Transgender regret - LGBT agenda backfires badly hurting people



Some people call it “transgender regret”. When you change from one gender to another and then feel, somehow, you’ve made a mistake. Others call it “detransitioning” or a “reversal”.

Zahra Cooper calls it, simply “going back”.

“It sounds weird so I don’t usually say it. It’s embarrassing. It’s embarrassing to go back.”

Under the table she is holding a smooth round stone, gripping it to try to keep from shaking. She looks at the floor and hunches her shoulders as if trying to hide herself in her black Batman sweater. Talking doesn’t come easy for Zahra, 21, particularly when it’s about the events of the past year – her transition, her suicide attempts, her eventual Asperger’s syndrome diagnosis.”If I’m asked, I just say my voice sounds deep because it is,” she says. “It’s not a thing to say to someone I used to be a boy and now I’m a girl … again.”
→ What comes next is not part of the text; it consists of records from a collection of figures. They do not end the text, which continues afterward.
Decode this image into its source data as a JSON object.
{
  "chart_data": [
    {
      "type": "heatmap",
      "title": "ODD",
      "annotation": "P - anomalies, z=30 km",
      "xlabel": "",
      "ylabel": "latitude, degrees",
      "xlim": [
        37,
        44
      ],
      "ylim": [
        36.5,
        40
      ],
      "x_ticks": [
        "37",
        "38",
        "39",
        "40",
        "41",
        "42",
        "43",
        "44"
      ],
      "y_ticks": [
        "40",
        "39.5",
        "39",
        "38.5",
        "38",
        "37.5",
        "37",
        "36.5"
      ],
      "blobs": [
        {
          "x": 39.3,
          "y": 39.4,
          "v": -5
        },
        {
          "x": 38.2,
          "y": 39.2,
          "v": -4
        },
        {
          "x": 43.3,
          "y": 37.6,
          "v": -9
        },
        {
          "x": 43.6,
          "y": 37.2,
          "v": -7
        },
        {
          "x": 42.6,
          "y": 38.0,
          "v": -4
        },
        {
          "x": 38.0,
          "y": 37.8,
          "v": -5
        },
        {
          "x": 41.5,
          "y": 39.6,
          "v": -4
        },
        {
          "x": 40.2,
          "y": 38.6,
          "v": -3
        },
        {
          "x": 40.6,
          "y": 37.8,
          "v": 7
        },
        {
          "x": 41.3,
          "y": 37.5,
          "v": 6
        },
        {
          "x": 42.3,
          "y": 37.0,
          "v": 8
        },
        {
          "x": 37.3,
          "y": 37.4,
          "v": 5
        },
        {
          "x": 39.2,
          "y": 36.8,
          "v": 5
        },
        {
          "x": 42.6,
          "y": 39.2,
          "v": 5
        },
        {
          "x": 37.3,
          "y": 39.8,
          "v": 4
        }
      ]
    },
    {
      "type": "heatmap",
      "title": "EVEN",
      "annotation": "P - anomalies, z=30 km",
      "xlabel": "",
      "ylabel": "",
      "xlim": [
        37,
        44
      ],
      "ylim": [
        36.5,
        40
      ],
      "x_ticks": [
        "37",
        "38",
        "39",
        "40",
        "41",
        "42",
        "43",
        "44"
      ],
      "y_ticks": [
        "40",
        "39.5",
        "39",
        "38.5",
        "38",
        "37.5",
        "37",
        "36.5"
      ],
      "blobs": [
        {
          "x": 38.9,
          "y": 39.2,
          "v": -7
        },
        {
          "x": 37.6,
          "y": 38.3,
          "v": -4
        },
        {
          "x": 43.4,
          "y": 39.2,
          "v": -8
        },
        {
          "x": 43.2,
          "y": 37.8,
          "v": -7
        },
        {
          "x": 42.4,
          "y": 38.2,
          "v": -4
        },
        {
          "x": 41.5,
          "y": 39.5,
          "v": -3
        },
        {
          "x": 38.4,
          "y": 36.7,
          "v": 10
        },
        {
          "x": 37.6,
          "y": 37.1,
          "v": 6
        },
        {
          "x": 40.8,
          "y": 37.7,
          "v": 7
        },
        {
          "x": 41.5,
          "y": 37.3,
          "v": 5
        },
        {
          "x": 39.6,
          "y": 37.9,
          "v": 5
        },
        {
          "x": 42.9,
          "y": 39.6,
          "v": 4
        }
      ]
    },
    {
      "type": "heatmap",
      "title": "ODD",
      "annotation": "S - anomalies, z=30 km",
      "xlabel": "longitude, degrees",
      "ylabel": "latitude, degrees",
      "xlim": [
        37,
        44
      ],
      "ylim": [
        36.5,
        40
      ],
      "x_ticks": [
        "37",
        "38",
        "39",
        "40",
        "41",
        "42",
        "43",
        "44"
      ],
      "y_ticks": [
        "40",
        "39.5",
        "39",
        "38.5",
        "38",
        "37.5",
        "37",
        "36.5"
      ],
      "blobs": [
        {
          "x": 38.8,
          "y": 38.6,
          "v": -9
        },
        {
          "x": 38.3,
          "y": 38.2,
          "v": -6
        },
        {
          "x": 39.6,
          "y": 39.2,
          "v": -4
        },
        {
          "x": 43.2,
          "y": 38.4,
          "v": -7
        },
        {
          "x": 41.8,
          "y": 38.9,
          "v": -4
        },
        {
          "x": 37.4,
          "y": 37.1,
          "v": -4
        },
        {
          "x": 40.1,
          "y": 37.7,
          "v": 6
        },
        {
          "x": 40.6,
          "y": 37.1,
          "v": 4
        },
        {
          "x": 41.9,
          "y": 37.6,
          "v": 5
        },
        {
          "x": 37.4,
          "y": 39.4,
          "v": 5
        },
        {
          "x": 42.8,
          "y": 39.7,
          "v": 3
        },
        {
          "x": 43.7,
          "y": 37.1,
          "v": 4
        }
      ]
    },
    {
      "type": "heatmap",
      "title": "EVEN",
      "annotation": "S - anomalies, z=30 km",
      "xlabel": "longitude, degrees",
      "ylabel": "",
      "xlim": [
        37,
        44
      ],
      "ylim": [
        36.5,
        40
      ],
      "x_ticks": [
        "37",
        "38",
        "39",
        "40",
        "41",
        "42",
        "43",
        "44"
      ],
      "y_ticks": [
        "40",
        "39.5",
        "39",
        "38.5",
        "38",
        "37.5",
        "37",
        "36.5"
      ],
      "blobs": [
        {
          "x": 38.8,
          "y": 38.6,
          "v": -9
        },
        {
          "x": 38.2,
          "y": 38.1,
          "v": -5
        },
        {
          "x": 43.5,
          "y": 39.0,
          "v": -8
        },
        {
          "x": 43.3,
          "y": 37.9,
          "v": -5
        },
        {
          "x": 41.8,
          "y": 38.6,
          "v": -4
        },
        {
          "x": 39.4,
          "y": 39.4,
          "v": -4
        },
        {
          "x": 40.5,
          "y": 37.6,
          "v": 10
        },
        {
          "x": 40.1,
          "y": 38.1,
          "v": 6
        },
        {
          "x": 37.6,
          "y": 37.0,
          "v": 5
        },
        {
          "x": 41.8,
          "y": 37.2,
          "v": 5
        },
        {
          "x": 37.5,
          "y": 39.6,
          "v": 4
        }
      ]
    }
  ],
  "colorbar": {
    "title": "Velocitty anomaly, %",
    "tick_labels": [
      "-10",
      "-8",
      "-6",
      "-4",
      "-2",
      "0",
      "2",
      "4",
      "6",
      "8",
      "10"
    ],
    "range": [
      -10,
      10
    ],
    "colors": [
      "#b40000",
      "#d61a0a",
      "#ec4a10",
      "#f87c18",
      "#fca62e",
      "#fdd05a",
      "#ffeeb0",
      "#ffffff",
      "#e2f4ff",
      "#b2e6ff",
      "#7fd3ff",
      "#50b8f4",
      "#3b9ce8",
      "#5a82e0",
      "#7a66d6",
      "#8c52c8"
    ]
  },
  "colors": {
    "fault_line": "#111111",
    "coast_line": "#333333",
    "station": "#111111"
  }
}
Zahra was born in Kaitaia. As a girl. Or, as they say in the transgender community, she was assigned as female at birth. Photos show a smiling child with an impish grin, dark hair, round cheeks. She was shy, a little naughty. Her family split up, and Zahra moved between Whangarei and Kaitaia.

At school, she struggled to make friends, preferring to spend time with her animals while feeling constantly out of place. “I’ve always struggled with my gender identity, always questioned whether I was a boy or a girl,” she says.

Everyone thought she was a typical tomboy, wanting her hair short, asking her mom if she could wear blue or black clothes. “I knew I was different when I was about 14. I hated my boobs at the time. Everything on the body, I just hated it.”

At first, Zahra thought she was gay. But after searching the internet and watching YouTube videos about transgender people, she realized she felt more like she was trapped in the wrong body.

For four years, she struggled between the genders, being bullied at school and online for being “weird”. At 18, she asked her family to start calling her “Zane” and using male pronouns. She began to think about formally transitioning – taking hormones to become more masculine.Her first doctor, in Whangarei, refused to even discuss the issue. “He was really transphobic,” Zahra says. “He said ‘You’re a female, you were born female, I pulled you out of your mother’.” Afterward, Zahra began seeing a counselor. They wrote a referral for a second GP, who arranged an appointment with an endocrinologist, who could prescribe testosterone – the first step on her journey to becoming male.

It took eight months to see the endocrinologist because of long wait-times in the public health service. During the wait, Zahra was required to meet a psychiatrist, who questioned her about her childhood, and how long she’d been dressing like a male. She was diagnosed with gender dysphoria – feeling at odds with one’s biological sex – paving the way for the endocrinologist to go ahead with the hormone treatment when the appointment came.

In December 2015, Zahra began taking testosterone, at first swallowing pills three times a day, and then via injection. After what seemed such a long wait for treatment, she expected to feel elated. But the euphoria many trans people describe at that point never really set in.

“I started getting really angry from the testosterone, which is a side effect,” she says. “But then I started getting depressed. I was like, why am I depressed? I should be happy.”

As the physical changes began, Zahra grew more and more anxious. She fought with family, often storming out of the house.

“I was getting a deeper voice, facial hair and many other changes but I just wasn’t happy with them,” she says. “I didn’t feel like myself.”

Then eight months in, things hit crisis point. Zahra tried to kill herself. Twice.

Her grandfather, Victor Rakich, found her, comatose after an overdose, and helped to save her life.

Zahra had been living with Rakich, a retired farmer, for four years prior to her transition. He “took her in”, he says, and Zahra loved life at his little farm let north of the township, where she hand-raised a duck named Ducky and bottle-fed the sheep.

Initially Rakich, who Zahra calls “Poppa”, struggled to accept his granddaughter’s new identity. He refused to call her Zane, despite wanting to support her. “I couldn’t handle it,” he says. “I said I can’t change. If you want to change, you change, but I can’t. But I wasn’t going to kick her out. I love her.”

They puddled along like that until Zahra began taking testosterone.

“When she went on to those pills and stuff I could see her going downhill, but no one believed me,” Rakich says. He was concerned she hadn’t seen the endocrinologist again, despite the rapid change in her mood and appearance, and was told it was partially because of their remote location.

“I kept saying, why isn’t anyone monitoring her? Why isn’t anyone coming in? If you were in Auckland they’d do it, but since you’re in Kaitaia you can’t do it.”

Rakich says after the suicide attempts he pushed for Zahra to see another mental health specialist. This time, she was diagnosed with borderline Asperger’s syndrome, a mild form of autism.

“That’s when everything clicked,” Zahra says. “And that’s when I started doing some deep thinking.”

On the internet, she learned Asperger’s people commonly struggle with gender identity issues. Experts say this is because of a tendency to think in black and white, to have a very fixed idea of the rules, and therefore look for reasons why they don’t fit in – often landing on gender dysphoria as an answer.